Nemo157 · Answer 4 · Wed Jul 07 2021 23:17:19 GMT+0800 (China Standard Time)

Returning an &str would require checking/asserting utf-8 validity at that point, if you're doing more ASCII-only processing on the buffer (or never actually asserting it is a string) then you might want to delay that.

Alex Kladov · Answer 5 · Wed Jul 07 2021 23:23:17 GMT+0800 (China Standard Time)

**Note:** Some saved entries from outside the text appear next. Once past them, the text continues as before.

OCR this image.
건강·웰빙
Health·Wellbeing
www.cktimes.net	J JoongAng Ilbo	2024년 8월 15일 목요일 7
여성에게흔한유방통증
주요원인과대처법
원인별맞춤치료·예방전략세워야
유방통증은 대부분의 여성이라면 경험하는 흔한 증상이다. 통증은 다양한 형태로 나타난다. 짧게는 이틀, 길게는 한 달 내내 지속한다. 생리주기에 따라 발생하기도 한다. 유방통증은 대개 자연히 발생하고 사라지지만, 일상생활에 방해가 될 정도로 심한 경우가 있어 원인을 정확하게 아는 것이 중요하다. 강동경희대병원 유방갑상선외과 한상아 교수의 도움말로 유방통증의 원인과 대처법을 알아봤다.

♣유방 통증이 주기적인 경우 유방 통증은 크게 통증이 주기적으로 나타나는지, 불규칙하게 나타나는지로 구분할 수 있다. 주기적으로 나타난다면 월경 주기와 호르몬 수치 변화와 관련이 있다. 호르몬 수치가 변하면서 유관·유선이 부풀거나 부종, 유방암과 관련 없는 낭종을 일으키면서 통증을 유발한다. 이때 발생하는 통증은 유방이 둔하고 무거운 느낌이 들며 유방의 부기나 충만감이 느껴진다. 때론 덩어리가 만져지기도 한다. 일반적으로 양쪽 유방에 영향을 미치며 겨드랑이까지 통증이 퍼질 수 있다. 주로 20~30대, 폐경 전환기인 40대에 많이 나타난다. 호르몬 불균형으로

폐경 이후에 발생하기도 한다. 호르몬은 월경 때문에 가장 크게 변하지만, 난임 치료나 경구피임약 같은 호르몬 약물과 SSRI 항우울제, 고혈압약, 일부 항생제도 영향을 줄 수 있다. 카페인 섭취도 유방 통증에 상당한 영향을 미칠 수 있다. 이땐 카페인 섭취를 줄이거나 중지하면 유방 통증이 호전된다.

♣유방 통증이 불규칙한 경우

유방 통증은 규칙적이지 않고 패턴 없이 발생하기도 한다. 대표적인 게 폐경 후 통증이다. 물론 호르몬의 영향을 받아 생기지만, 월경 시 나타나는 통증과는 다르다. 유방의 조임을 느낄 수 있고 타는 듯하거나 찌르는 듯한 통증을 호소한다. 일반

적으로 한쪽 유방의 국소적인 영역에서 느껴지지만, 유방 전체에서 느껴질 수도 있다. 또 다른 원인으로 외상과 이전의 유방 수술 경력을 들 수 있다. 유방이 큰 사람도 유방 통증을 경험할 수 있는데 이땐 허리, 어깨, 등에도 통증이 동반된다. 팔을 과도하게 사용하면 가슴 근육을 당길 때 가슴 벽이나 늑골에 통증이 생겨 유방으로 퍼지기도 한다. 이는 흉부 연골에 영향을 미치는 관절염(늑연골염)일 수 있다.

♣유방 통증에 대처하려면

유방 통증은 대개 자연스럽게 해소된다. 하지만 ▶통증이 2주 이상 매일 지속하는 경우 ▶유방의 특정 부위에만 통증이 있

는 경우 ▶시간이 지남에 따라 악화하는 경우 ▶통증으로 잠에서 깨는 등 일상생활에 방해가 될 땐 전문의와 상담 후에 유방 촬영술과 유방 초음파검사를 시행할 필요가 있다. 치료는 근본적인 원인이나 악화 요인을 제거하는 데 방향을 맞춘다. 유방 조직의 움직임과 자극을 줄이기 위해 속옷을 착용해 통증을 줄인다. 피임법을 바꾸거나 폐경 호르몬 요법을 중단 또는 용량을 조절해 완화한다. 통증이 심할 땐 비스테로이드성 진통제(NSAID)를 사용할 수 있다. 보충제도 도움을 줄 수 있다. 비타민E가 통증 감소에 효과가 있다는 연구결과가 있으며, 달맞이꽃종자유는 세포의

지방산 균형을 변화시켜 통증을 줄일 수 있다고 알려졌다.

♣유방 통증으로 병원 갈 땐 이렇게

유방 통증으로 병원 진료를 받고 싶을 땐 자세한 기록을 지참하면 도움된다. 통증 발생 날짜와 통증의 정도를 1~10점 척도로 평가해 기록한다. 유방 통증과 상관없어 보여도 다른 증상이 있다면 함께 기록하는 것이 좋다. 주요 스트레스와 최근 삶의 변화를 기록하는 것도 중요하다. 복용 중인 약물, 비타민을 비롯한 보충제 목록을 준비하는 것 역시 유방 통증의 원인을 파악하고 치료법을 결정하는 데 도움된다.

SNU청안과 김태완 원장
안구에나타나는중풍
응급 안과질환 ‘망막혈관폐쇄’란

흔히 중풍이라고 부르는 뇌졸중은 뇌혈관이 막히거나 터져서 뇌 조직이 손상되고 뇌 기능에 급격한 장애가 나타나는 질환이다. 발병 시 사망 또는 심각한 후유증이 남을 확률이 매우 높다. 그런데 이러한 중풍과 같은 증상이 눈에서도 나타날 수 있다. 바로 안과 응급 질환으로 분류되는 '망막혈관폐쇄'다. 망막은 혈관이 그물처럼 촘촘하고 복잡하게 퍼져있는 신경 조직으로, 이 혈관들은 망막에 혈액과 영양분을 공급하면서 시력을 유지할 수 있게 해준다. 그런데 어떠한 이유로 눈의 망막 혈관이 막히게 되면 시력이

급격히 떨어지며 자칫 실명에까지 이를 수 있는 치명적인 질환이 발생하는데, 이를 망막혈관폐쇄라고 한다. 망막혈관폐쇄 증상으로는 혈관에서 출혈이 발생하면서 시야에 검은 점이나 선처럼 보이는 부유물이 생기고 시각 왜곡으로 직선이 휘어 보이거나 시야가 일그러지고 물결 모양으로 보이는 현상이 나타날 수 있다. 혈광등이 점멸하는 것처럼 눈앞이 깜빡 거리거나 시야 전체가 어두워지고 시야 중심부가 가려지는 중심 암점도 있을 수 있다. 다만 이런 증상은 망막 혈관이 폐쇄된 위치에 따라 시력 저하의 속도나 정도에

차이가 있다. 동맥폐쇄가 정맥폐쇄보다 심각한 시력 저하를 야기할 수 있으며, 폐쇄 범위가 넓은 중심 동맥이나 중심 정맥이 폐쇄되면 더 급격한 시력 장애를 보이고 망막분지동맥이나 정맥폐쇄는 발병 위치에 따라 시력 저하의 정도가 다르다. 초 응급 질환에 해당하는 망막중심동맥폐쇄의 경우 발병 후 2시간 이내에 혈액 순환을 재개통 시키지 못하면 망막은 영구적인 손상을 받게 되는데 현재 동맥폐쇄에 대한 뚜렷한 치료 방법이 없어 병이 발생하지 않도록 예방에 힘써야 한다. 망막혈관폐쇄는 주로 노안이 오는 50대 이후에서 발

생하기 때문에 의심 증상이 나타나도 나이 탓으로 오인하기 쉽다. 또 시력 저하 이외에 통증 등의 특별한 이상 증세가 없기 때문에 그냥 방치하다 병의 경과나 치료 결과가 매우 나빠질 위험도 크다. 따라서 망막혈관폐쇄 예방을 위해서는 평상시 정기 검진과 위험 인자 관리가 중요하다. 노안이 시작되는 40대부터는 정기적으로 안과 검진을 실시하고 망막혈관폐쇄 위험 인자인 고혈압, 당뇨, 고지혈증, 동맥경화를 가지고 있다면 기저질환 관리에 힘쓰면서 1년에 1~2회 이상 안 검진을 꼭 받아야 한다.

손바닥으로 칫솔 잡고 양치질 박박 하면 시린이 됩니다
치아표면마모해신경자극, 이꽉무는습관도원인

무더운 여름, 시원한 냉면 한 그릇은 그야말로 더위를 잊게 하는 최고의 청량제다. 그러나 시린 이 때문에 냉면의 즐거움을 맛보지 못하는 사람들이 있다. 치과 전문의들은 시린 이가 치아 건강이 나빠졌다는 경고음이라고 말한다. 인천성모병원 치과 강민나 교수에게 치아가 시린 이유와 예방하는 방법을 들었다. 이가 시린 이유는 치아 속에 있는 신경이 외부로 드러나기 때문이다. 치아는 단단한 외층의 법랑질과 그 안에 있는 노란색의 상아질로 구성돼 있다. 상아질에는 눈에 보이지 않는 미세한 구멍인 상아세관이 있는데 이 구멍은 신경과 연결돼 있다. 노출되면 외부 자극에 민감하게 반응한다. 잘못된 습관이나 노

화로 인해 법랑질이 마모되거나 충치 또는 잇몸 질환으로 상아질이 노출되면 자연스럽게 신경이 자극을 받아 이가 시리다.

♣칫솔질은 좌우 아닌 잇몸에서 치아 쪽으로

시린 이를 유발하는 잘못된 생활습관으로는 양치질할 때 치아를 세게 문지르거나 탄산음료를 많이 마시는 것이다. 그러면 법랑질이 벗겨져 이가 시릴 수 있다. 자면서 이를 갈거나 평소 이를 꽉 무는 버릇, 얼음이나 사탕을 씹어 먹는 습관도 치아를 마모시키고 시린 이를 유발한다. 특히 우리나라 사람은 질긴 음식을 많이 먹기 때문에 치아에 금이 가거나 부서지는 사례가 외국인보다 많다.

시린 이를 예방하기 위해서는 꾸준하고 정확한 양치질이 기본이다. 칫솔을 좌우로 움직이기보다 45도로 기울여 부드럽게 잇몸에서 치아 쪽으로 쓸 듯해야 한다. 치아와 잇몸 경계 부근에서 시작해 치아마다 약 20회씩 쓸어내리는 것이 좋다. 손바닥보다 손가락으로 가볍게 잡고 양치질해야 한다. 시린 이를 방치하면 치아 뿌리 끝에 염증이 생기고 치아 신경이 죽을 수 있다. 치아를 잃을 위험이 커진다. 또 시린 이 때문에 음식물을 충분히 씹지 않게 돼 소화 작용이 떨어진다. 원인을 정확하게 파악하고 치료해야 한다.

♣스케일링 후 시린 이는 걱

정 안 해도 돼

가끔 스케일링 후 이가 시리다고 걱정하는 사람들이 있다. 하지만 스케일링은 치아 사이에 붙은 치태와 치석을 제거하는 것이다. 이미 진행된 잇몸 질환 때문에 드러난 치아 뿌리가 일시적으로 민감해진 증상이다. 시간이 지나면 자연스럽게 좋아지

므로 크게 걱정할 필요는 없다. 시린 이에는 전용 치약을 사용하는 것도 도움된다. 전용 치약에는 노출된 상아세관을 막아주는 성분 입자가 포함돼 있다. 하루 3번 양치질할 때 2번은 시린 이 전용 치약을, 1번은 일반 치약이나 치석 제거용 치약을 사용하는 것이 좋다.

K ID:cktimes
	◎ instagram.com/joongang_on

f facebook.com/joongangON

Hm, I think base58 guarantees that the encoded result is utf8, so no additional validation is necessary? If this assumption is correct, that returning &mut str allows the calling code to avoid utf8-validation and bounds checking. In any case, returning just usize signifying the amount of bytes written would be fine as well. Maybe retuning usize is even better: I wager that the main benefit for char's return type is not actaully eliding the check, but just basic conveniecne for cases where you'd want to encode char to a local [u8; 4], and then do something with the resulting string.

Nemo157 · Answer 6 · Wed Jul 07 2021 23:24:55 GMT+0800 (China Standard Time)

Yeah, it wouldn't need validating since the API guarantees it's ASCII, but I want to minimize the unsafe code here (currently the only unsafe code used is the bare minimum necessary to actually work with &mut str).